Meanwhile, on the other side of the world…

It is a rainy day in Wellington as the global book industry gather for the annual Frankfurt Book Fair. Although Iceland is this year’s country in the spotlight New Zealand gets handed the baton for next year at the end of this fair.
On his way to Frankfurt, Mike Shatzkin wrote this post on his blog, talking about the potential for new competitors in the ebook market.

This is an existential question for big trade publishers. They have forged partnerships with other brands, even media brands, for many years based on their unique ability to deliver printed books competently and to put them on bookstore shelves. Those are things that a magazine, a broadcast network, a movie studio, or a packaged goods company couldn’t do for themselves.

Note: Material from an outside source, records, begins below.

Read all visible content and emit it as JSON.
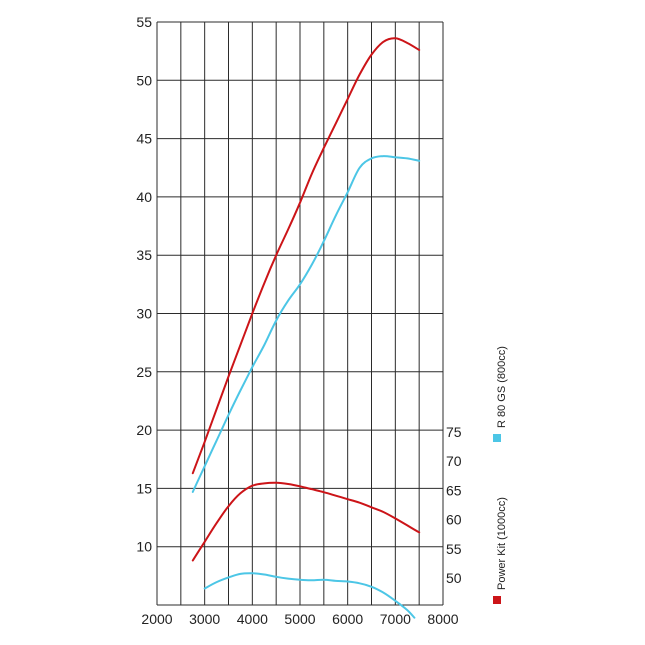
{
  "chart_data": {
    "type": "line",
    "x_ticks": [
      "2000",
      "3000",
      "4000",
      "5000",
      "6000",
      "7000",
      "8000"
    ],
    "xlim": [
      2000,
      8000
    ],
    "y_left_ticks": [
      "10",
      "15",
      "20",
      "25",
      "30",
      "35",
      "40",
      "45",
      "50",
      "55"
    ],
    "y_left_lim": [
      6,
      55
    ],
    "y_right_ticks": [
      "50",
      "55",
      "60",
      "65",
      "70",
      "75"
    ],
    "grid": true,
    "legend": [
      {
        "label": "R 80 GS (800cc)",
        "color": "#4cc6e6"
      },
      {
        "label": "Power Kit (1000cc)",
        "color": "#cc1418"
      }
    ],
    "series": [
      {
        "name": "Power Kit (1000cc)",
        "axis": "left",
        "color": "#cc1418",
        "x": [
          2750,
          3000,
          3250,
          3500,
          3750,
          4000,
          4250,
          4500,
          4750,
          5000,
          5250,
          5500,
          5750,
          6000,
          6250,
          6500,
          6750,
          7000,
          7250,
          7500
        ],
        "y": [
          16.3,
          19.0,
          21.8,
          24.6,
          27.3,
          30.0,
          32.6,
          35.0,
          37.2,
          39.5,
          42.0,
          44.2,
          46.3,
          48.4,
          50.5,
          52.2,
          53.3,
          53.6,
          53.2,
          52.6
        ]
      },
      {
        "name": "R 80 GS (800cc)",
        "axis": "left",
        "color": "#4cc6e6",
        "x": [
          2750,
          3000,
          3250,
          3500,
          3750,
          4000,
          4250,
          4500,
          4750,
          5000,
          5250,
          5500,
          5750,
          6000,
          6250,
          6500,
          6750,
          7000,
          7250,
          7500
        ],
        "y": [
          14.7,
          16.9,
          19.1,
          21.3,
          23.4,
          25.4,
          27.3,
          29.4,
          31.1,
          32.5,
          34.2,
          36.2,
          38.4,
          40.4,
          42.5,
          43.3,
          43.5,
          43.4,
          43.3,
          43.1
        ],
        "legend_match": "R 80 GS (800cc)"
      },
      {
        "name": "Power Kit (1000cc)",
        "axis": "right",
        "color": "#cc1418",
        "x": [
          2750,
          3000,
          3250,
          3500,
          3750,
          4000,
          4250,
          4500,
          4750,
          5000,
          5250,
          5500,
          5750,
          6000,
          6250,
          6500,
          6750,
          7000,
          7250,
          7500
        ],
        "y": [
          53.0,
          56.2,
          59.4,
          62.3,
          64.5,
          65.8,
          66.2,
          66.3,
          66.1,
          65.7,
          65.2,
          64.7,
          64.1,
          63.5,
          62.9,
          62.1,
          61.3,
          60.2,
          59.0,
          57.8
        ]
      },
      {
        "name": "R 80 GS (800cc)",
        "axis": "right",
        "color": "#4cc6e6",
        "x": [
          3000,
          3250,
          3500,
          3750,
          4000,
          4250,
          4500,
          4750,
          5000,
          5250,
          5500,
          5750,
          6000,
          6250,
          6500,
          6750,
          7000,
          7250,
          7400
        ],
        "y": [
          48.2,
          49.3,
          50.1,
          50.7,
          50.8,
          50.6,
          50.2,
          49.9,
          49.7,
          49.6,
          49.7,
          49.5,
          49.4,
          49.1,
          48.5,
          47.5,
          46.1,
          44.5,
          43.2
        ]
      }
    ]
  }
}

I think this is a crucial insight and its related to the Sam Harris article I posted on last week. The digital transition is a disruptive moment not just to the way the business has run itself for a decades but as the rules of game have changed so new people are fully equipped to play.There is no doubt that media organisations, magazines and newspapers in particular, have the editorial/content creation capacity to produce ebooks themselves. But they have something even more important than that. They have all developed reader-facing high traffic websites. They have an audience and thus potentially a marketplace.

The principle advantage of say, newspapers and magazines, is having staff writers, respected columnists and the ability, indeed the instinctive understanding of the need to publish quickly. If you combine those elements with an ebook you can create rapid fire publications covering up to the minute stories. And you can do so with a depth and quality beyond that of a newspaper but without the time lag and ‘padding’ of a print book.

You can see how this might work. All those non-fiction proposals that ‘had something’ but didn’t feel  quite substantial enough for a book? Ebook shorts. Want to know more on the Arab Spring? Buy our in depth analysis right here. Like our literary reviewers? Try some of our specially commissioned short stories.

For all the difficulties the newspaper/magazine industries have faced over the past decade, it is possible at least that they have built themselves a lifeboat. Their websites, while detracting from print sales may just have built them an audience that is just waiting for a wider range of products sold in more unusual, more flexible methods than ever before. I’m sure that this range of products does not include anything resembling the New York Times model. However, I can certainly see how expanded content, depth of analysis and speed of delivery could become so and how I’d be willing to pay for it.

This is a real threat to the current trade publishing model. We’ll first have to see if it happens but it seems increasingly clear to me that, as Sam Harris describes, the distance between writer and reader is closing and the nature of its mediators rapidly evolving. In short I can’t see why someone wouldn’t have a go. The future shape of writing is going to be determined by those who can master the digital connection of writers and readers and make it pay. I’m certain that someone will do this but we may well be in for some even more disruptive times. As Sam states:

Where publishing is concerned the internet is both midwife and executioner.